2. The impact on reservoir levels of infected naïve cells.
3. Improving the long-term prognosis.
4. Cutting the total duration of the HAART therapy. 
The diagnostic methodology will be conducted via the monitored determination 
Of the following variables:
a. analysis of the circulating T-lymphocyte immunophenotypes (naïve, memory, CD4+, CD8+);
b. assessment of the state of activation of the CD8+ lymphocytes;
c. analysis of the T-lymphocyte repertoire using the method of "Spectratyping"

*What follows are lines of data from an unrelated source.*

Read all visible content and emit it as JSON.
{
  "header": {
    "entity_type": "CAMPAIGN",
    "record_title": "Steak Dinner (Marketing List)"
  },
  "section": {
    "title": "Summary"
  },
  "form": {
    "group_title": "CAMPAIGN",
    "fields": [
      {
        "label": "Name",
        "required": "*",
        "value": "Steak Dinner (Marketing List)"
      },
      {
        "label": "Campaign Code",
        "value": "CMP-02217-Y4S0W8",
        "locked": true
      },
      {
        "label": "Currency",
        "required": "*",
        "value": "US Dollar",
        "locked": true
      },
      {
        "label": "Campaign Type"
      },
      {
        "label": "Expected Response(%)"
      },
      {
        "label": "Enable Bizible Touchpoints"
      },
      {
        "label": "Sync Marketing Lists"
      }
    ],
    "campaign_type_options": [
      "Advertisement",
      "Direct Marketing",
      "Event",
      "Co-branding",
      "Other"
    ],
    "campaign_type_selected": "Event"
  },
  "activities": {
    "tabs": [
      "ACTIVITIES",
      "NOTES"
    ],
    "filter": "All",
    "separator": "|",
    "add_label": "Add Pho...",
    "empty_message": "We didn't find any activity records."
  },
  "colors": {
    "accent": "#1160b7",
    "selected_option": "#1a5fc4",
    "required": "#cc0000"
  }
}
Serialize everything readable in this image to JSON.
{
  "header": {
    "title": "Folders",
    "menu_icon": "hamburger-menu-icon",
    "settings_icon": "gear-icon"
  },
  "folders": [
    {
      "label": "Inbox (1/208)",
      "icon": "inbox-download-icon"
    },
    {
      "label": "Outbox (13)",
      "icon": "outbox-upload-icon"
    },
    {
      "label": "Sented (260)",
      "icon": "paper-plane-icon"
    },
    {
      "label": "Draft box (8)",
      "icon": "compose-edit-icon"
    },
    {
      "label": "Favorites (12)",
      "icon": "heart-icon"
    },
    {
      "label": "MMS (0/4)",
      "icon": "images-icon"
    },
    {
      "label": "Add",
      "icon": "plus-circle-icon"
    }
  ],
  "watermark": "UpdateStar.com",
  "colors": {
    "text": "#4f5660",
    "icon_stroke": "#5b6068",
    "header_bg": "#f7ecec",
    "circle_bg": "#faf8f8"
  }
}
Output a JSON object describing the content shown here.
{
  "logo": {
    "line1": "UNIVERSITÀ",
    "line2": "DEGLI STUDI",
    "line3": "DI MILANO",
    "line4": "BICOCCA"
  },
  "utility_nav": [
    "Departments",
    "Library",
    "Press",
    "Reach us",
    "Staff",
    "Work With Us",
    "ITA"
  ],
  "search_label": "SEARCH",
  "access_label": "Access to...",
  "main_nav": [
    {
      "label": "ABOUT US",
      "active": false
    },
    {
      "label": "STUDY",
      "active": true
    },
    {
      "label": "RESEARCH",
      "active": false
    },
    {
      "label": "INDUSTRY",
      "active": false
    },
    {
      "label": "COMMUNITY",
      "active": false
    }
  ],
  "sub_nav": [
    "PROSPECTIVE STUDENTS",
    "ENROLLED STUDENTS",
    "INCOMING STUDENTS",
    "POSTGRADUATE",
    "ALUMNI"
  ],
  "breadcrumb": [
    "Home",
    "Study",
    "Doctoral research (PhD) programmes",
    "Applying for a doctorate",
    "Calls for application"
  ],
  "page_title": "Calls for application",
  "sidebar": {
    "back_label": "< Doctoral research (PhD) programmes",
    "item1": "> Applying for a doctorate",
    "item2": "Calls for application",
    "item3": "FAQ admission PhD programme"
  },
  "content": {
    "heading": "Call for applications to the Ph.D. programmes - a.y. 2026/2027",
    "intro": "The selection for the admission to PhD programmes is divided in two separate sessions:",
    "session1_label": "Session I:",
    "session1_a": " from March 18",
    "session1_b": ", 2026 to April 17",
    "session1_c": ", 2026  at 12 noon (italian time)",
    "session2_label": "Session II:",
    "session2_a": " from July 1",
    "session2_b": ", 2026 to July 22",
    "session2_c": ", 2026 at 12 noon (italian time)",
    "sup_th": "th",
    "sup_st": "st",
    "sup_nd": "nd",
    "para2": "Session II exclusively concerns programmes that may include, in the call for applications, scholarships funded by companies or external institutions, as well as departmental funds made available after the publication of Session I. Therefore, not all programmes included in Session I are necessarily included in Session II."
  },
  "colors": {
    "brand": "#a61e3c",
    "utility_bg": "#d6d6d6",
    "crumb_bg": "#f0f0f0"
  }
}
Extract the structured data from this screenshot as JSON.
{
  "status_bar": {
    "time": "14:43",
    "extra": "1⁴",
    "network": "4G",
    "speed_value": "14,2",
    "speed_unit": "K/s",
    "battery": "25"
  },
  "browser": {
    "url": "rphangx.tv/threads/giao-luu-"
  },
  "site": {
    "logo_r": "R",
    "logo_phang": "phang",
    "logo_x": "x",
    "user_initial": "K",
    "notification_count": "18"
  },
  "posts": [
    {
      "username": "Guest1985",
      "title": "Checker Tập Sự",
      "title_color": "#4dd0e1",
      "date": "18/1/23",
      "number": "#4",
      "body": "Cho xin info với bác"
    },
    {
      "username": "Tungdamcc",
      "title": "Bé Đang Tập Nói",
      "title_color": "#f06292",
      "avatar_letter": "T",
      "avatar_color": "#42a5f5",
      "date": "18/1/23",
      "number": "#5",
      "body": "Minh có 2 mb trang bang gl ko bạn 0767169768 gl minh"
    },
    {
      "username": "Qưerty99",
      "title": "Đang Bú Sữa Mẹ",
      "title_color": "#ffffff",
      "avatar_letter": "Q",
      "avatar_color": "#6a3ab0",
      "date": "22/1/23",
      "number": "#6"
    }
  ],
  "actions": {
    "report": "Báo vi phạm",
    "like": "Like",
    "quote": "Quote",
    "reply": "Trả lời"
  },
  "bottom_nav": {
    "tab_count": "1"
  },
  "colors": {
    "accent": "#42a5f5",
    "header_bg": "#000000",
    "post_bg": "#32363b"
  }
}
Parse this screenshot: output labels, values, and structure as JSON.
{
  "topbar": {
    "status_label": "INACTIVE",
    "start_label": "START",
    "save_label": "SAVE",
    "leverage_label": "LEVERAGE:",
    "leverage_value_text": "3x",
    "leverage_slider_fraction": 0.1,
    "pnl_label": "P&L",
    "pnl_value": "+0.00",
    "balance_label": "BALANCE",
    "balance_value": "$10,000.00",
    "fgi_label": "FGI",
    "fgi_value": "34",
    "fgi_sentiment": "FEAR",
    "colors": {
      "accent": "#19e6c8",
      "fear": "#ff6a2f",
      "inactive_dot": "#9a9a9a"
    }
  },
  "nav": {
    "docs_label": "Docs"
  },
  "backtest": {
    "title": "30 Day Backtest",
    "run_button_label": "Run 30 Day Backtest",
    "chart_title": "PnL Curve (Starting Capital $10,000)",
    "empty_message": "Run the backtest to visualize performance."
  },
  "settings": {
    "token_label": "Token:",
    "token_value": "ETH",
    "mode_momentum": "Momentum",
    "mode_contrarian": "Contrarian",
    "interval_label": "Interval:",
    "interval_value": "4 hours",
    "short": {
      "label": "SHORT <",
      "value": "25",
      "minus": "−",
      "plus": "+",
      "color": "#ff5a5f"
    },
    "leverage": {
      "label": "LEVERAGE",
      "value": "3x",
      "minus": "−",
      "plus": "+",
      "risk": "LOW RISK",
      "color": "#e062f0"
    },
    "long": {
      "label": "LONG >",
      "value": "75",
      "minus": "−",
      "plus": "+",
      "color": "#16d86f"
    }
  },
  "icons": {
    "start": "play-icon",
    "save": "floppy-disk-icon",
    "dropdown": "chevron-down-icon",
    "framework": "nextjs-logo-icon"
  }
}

based on the determination of TCR and of its variable regions;
d. measuring the plasma levels of Th1 and Th2 cytokines and of Leptine;
e. TREC levels through real-time PCR;
f. quantitative analysis of the circulating HIV RNA via RT-PCR. 

CONCLUSION
In spite of the progress made, the immunopathogenesis and a definitive therapy for Aids are still to be clarified.
It appears evident that the immune system does not just carry out a passive role of targeting the infection but also plays an active part expressed by the stimulation on viral amplification via the mediation of cytokines and chemokines. 
Where there is contemporaneous activation and suppression of the immune system, it is clear that the immune system is not just carrying out a passive role of targeting the infection but also an active role expressed by the stimulation on viral amplification through the mediation of cytokines and chemokines.
In the scenario of a contemporaneous presence of activation and depression of the immune system, one cannot exclude the concomitance of genetic factors and the role of the viral factors expressed by very heterogeneous quasi-species.